Zebrani popatrzyli po sobie niepewnie. Uwierzyli czy nie, nie ważnie, dali Keiko spokój zbaczając z traktu. Nawet Takeshi z niezadowolona miną, że jego teoria nie wypaliła zabrał od Haniko miecz i podążył grzecznie za resztą. Zaś szatynka w myślach głęboko wzdychała rada z unormowania sytuacji.

Nastał wieczór niezwykłe przyjemny dla tej okolicy, gdyż dnie były jeszcze stosunkowo gorące, ze względu na bliskość pustyni. Zaś owa pora doby charakteryzowała się lekkim chłodem, przypominającym wczesnowiosenne ciepłe dni, bez kurtki, ale jeszcze długi rękaw. Jednak najpiękniejsze w tym wszystkim było niebo, przejrzyste, czyste i otwarte. Od horyzontu po horyzont usiana gwiazdami granatowa przestrzeń. Punkcik przy punkciku, raz większy raz miejscy. Na środku nieboskłonu było największe skupisku, ciasno upakowanych kropek, tak doskonale widocznych, że bez problemu można było rozpoznać poszczególne gwiazdy z Drogi Mlecznej, która jak uwieczniona fotografia czy dzieło najznakomitszego artysty rozpościerała się nad głowami obozowiczów. Z czego większość jednak nie miała ochoty rozkoszować się tym widokiem. Gdy tylko obóz został rozbity, kolacja zjedzona, drewno nazbierane Sasuke wraz z Takeshim udali się do siebie. Haniko przez dłuższy czas napawała się tymi kosmicznymi cudami, o które tak trudno było w Konoha, chcąc zapamiętać na dłużej majestat tutejszego nieba. Jednak i po chwili ona znużona drogą skierowała się do namiotu pozostawiając Itachiego z Keiko. Jednak mężczyznę nie zajmował czar gwiazd, oczy trzymały się bardziej przyziemnych rzeczy, jak wpatrywanie się w płomienie ognia, które również były piękne. Lecz jakże one mogą równać się z potęgą tego nieba. Fakt, fantazyjne i porywające języki ognia, ale nijak mają się do mistycyzmu nieboskłonu. Chociaż nie tylko to zajmowało bruneta, gdyż dosyć często zerkał na Keiko, która wyłożyła się na trawie i z blaskiem w oczach oglądała bezkres nad nią. Jednak dziewczyna leżała za daleko, aby można było dojrzeć jak oddalone o miliardy kilometrów świetlane punkciki odbijają się w jej oczach.

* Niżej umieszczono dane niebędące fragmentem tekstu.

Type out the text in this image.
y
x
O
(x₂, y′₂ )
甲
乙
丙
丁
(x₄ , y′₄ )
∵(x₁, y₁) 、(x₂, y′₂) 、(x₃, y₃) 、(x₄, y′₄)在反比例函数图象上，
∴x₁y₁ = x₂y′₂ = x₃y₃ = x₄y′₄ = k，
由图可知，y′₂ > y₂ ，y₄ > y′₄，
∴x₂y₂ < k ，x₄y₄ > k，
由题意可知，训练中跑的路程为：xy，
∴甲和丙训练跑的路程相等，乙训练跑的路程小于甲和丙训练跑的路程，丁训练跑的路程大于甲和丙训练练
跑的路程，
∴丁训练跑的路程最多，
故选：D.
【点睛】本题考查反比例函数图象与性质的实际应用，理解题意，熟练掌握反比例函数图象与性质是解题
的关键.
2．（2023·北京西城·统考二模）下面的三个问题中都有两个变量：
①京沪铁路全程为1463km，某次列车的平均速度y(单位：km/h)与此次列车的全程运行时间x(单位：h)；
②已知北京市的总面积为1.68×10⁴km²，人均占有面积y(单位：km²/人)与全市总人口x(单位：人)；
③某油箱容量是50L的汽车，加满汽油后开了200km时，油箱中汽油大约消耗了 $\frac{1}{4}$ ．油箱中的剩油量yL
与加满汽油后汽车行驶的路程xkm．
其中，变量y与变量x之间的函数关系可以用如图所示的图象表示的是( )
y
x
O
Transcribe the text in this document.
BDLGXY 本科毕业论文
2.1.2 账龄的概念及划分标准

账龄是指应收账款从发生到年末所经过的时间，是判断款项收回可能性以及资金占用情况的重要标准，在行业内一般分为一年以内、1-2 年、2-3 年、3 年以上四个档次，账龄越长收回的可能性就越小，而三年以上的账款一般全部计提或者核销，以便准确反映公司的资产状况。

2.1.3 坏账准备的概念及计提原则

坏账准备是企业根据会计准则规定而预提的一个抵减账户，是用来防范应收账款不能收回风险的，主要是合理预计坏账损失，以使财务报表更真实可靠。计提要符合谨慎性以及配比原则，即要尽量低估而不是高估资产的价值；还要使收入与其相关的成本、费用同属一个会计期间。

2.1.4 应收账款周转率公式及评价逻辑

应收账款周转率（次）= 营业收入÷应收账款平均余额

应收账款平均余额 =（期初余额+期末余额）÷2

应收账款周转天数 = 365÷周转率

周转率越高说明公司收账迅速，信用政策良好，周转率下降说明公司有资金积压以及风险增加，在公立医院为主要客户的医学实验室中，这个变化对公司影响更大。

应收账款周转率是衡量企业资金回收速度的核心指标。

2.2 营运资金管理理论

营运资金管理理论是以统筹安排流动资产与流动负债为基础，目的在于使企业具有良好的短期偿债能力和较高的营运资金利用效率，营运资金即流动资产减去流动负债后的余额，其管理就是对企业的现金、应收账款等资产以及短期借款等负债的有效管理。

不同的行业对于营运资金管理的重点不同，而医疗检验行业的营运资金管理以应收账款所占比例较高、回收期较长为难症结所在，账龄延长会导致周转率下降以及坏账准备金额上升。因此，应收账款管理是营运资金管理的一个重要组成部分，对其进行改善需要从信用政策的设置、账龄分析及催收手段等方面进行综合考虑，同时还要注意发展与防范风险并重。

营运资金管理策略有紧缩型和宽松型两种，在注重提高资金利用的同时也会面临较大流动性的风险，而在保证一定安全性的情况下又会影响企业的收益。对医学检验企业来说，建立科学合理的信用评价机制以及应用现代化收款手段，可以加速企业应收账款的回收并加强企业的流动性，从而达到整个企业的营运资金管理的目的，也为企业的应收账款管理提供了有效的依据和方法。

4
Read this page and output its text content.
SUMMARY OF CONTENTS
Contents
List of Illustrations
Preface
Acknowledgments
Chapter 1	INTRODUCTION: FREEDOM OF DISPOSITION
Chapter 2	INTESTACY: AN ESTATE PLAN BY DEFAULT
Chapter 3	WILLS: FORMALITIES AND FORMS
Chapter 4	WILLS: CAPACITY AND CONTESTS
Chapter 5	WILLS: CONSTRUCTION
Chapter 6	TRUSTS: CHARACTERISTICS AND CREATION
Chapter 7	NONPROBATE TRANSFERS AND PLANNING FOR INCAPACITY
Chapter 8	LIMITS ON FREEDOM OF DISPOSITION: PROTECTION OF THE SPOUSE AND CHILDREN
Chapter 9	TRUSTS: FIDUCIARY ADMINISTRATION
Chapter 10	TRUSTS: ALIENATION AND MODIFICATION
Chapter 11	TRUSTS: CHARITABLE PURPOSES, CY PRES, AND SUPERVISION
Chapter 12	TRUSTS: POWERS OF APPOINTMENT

— Skąd u shinobi taka nieodpowiedzialność i nierozsądność? — zapytał nie odrywając od niej wzroku oraz zdziwiony tym, że zaczyna rozmowę, co mu naprawdę rzadko się zdarza.
— He? —mruknęła lekko zbita z tropy szatynka odrywając na chwilę wzrok od oglądania nieba.
— Wyobrażałem sobie inaczej członka Kindersów.
— Nie moja wina, że masz mylne wyobrażenie o rzeczywistości . Może za dużo genjutsu?
— Coś taka opryskliwa? — zapytał nie do końca rozumiejąc, dlaczego w ogóle interesuje go to. Dziewczyna milczała nie bardzo wiedząc, co niby mogłaby odpowiedzieć. Toteż zignorowała baczne spojrzenie bruneta i powróciła do podziwiania nocnego nieba usianego gwiazdami. — A wracając do tematu, to naprawdę dziwne, że członek Kindersów, tak elitarnej organizacji jest tak niepoważny, nieodpowiedzialny, nierozsądny.
— Dodaj jeszcze spóźnialski, kłamliwy, fałszywy — rzuciła nawet nie patrząc na swojego rozmówce.
— Takie podejście spotyka się u geninów, czy shinobi o naprawdę ubogich zdolnościach. A ty na żadne z nich nie wyglądasz, więc skąd ta postawa?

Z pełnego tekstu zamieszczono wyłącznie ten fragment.